Meijer offers Lipitor generic for free
It’s a little hard not to say “Oh, how the mighty have fallen” when a retailer announces that it will give away for free what was once the world’s top-selling drug. But for retailers, it also makes good business sense.
In what could symbolize the so-called “patent cliff” affecting the branded and generic drug industries, Midwestern mass merchandise chain Meijer announced earlier this month that it would provide, free of charge, generic versions of Pfizer’s cholesterol-lowering drug Lipitor (atorvastatin) to patients with valid prescriptions in all of its 199 pharmacies, saying it would be the first retailer in the Midwest to do so. The program is the fourth free-drug program offered by the retailer over the last six years.
“We’re pleased to announce that our customers will now be able to fill their generic cholesterol-lowering atorvastatin calcium prescriptions for free in all of our pharmacies,” co-chairman Hank Meijer said. “In keeping with our commitment to provide low-cost solutions for the families we serve, the free cholesterol-lowering medication program is another way to help the customers who rely on our pharmacies.”
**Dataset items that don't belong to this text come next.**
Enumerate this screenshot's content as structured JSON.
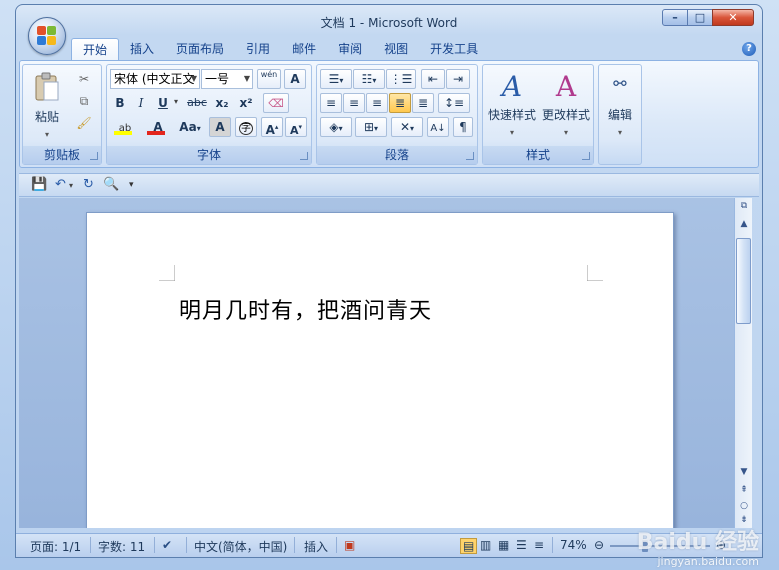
{
  "window": {
    "title": "文档 1 - Microsoft Word",
    "controls": {
      "minimize": "–",
      "maximize": "□",
      "close": "✕"
    }
  },
  "ribbon_tabs": [
    "开始",
    "插入",
    "页面布局",
    "引用",
    "邮件",
    "审阅",
    "视图",
    "开发工具"
  ],
  "active_tab": "开始",
  "help": "?",
  "groups": {
    "clipboard": {
      "label": "剪贴板",
      "paste": "粘贴"
    },
    "font": {
      "label": "字体",
      "font_name": "宋体 (中文正文",
      "font_size": "一号",
      "pinyin": "wén",
      "bold": "B",
      "italic": "I",
      "underline": "U",
      "strike": "abc",
      "subscript": "x₂",
      "superscript": "x²",
      "change_case": "Aa",
      "font_color": "A",
      "highlight": "ab",
      "char_shading": "A",
      "enclose": "字",
      "grow": "A",
      "shrink": "A",
      "border": "A"
    },
    "paragraph": {
      "label": "段落"
    },
    "styles": {
      "label": "样式",
      "quick_styles": "快速样式",
      "change_styles": "更改样式"
    },
    "editing": {
      "label": "编辑"
    }
  },
  "document": {
    "text": "明月几时有，把酒问青天"
  },
  "statusbar": {
    "page": "页面: 1/1",
    "words": "字数: 11",
    "language": "中文(简体，中国)",
    "mode": "插入",
    "zoom": "74%"
  },
  "watermark": {
    "brand": "Baidu 经验",
    "url": "jingyan.baidu.com"
  },
  "colors": {
    "font_color_bar": "#e3261d",
    "highlight_bar": "#ffff00",
    "close_button": "#c0391d"
  }
}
When Walmart launched its $4 generics program in 2006, some critics dismissed it as a public relations stunt to drive foot traffic, but it looked like the mass merchandise retailer was onto something as it quickly spawned imitators across the country. A 2007 consumer poll by Wilson Health Information for the 2007 WilsonRx/Boehringer Ingelheim Pharmacy Satisfaction Digest found that 25% of respondents had purchased a $4 generic from Walmart or from one of the many imitators that the mass merchandise retailer quickly spawned, while a Walmart pharmacy district manager told Drug Store News in an August 2007 interview that prescription-unit business had increased by 50% in some stores thanks to the program, and OTC business had increased as well. A number of retailers have been giving away free drugs, such as antibiotics; but by giving away for free a drug that, according to IMS Health, experienced the fastest prescription growth and second-highest dollar growth during the 12-month period ended in June, Meijer is taking the idea behind $4 generics to the next level.
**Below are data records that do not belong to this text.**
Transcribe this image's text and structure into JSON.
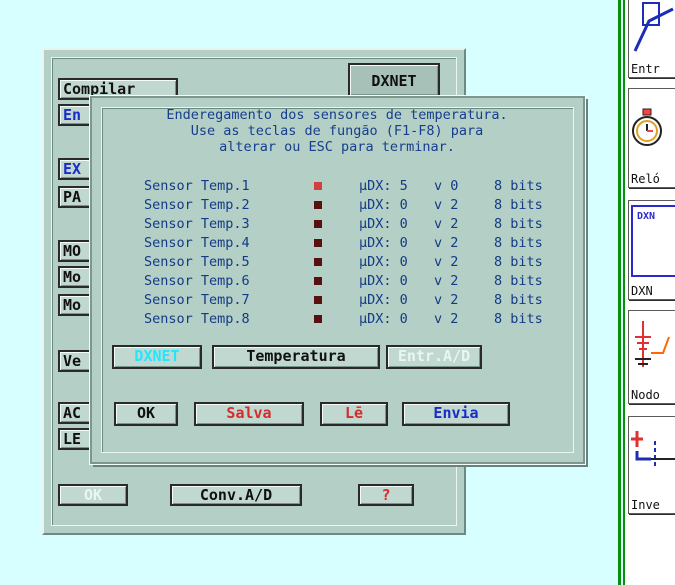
{
  "back_panel": {
    "buttons": {
      "compilar": "Compilar",
      "en_partial": "En",
      "ex_partial": "EX",
      "pa_partial": "PA",
      "mo1_partial": "MO",
      "mo2_partial": "Mo",
      "mo3_partial": "Mo",
      "ve_partial": "Ve",
      "ac_partial": "AC",
      "le_partial": "LE",
      "ok": "OK",
      "conv_ad": "Conv.A/D",
      "help": "?"
    }
  },
  "tabs": {
    "dxnet_top": "DXNET",
    "dxnet": "DXNET",
    "temperatura": "Temperatura",
    "entr_ad": "Entr.A/D"
  },
  "dialog": {
    "message": [
      "Enderegamento dos sensores de temperatura.",
      "Use as teclas de fungão (F1-F8) para",
      "alterar ou ESC para terminar."
    ],
    "sensors": [
      {
        "name": "Sensor Temp.1",
        "udx": "µDX: 5",
        "v": "v 0",
        "bits": "8 bits",
        "selected": true
      },
      {
        "name": "Sensor Temp.2",
        "udx": "µDX: 0",
        "v": "v 2",
        "bits": "8 bits",
        "selected": false
      },
      {
        "name": "Sensor Temp.3",
        "udx": "µDX: 0",
        "v": "v 2",
        "bits": "8 bits",
        "selected": false
      },
      {
        "name": "Sensor Temp.4",
        "udx": "µDX: 0",
        "v": "v 2",
        "bits": "8 bits",
        "selected": false
      },
      {
        "name": "Sensor Temp.5",
        "udx": "µDX: 0",
        "v": "v 2",
        "bits": "8 bits",
        "selected": false
      },
      {
        "name": "Sensor Temp.6",
        "udx": "µDX: 0",
        "v": "v 2",
        "bits": "8 bits",
        "selected": false
      },
      {
        "name": "Sensor Temp.7",
        "udx": "µDX: 0",
        "v": "v 2",
        "bits": "8 bits",
        "selected": false
      },
      {
        "name": "Sensor Temp.8",
        "udx": "µDX: 0",
        "v": "v 2",
        "bits": "8 bits",
        "selected": false
      }
    ],
    "buttons": {
      "ok": "OK",
      "salva": "Salva",
      "le": "Lē",
      "envia": "Envia"
    }
  },
  "palette": {
    "items": [
      {
        "label": "Entr",
        "icon": "input-block-icon"
      },
      {
        "label": "Reló",
        "icon": "stopwatch-icon"
      },
      {
        "label": "DXN",
        "icon": "dxnet-module-icon"
      },
      {
        "label": "Nodo",
        "icon": "ground-node-icon"
      },
      {
        "label": "Inve",
        "icon": "inverter-icon"
      }
    ]
  },
  "colors": {
    "background": "#d7ffff",
    "panel": "#b4cfc5",
    "dialog_text": "#163e8c",
    "selected_swatch": "#d04040",
    "swatch": "#5a1010",
    "border_green": "#0a8f0a"
  }
}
Before it lost patent protection, in November 2011, Lipitor had sales exceeding $7 billion per year in the United States. Ranbaxy Labs was the first to launch a generic version when the drug’s patents expired, and Ranbaxy’s own market exclusivity period expired in May of this year. At the National Association of Chain Drug Stores’ Pharmacy and Technology Conference last month, IMS VP industry relations Doug Long said during a presentation that “we’re in the teeth of the patent cliff,” which refers to a period taking place over the next few years when a wave of expirations of several top-selling drugs’ patents will occur, eventually leaving many therapeutic indications, such as cholesterol, heavily commoditized and dominated by multiple generics.
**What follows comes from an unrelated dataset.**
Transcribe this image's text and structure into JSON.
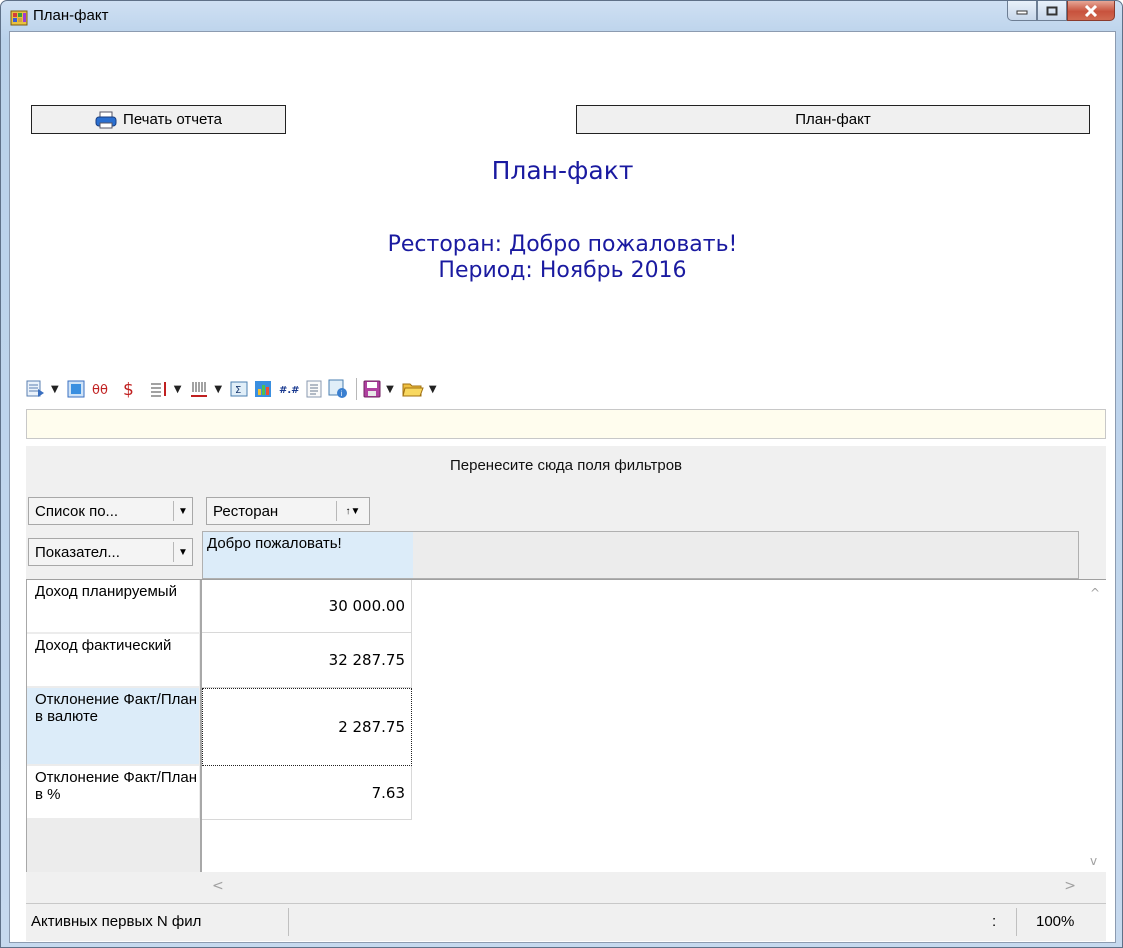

“This [Meijer] initiative will have a huge impact because the cost of pharmaceuticals is frequently a barrier to getting appropriate treatment,” West Michigan Heart cardiologist and Spectrum Health Meijer Heart Center Cardiac Catheterization Labs director David Wohns said. “The biggest way to reduce the risk of heart disease comes from treating cholesterol. To have that drug available for free has the ability to impact countless lives.”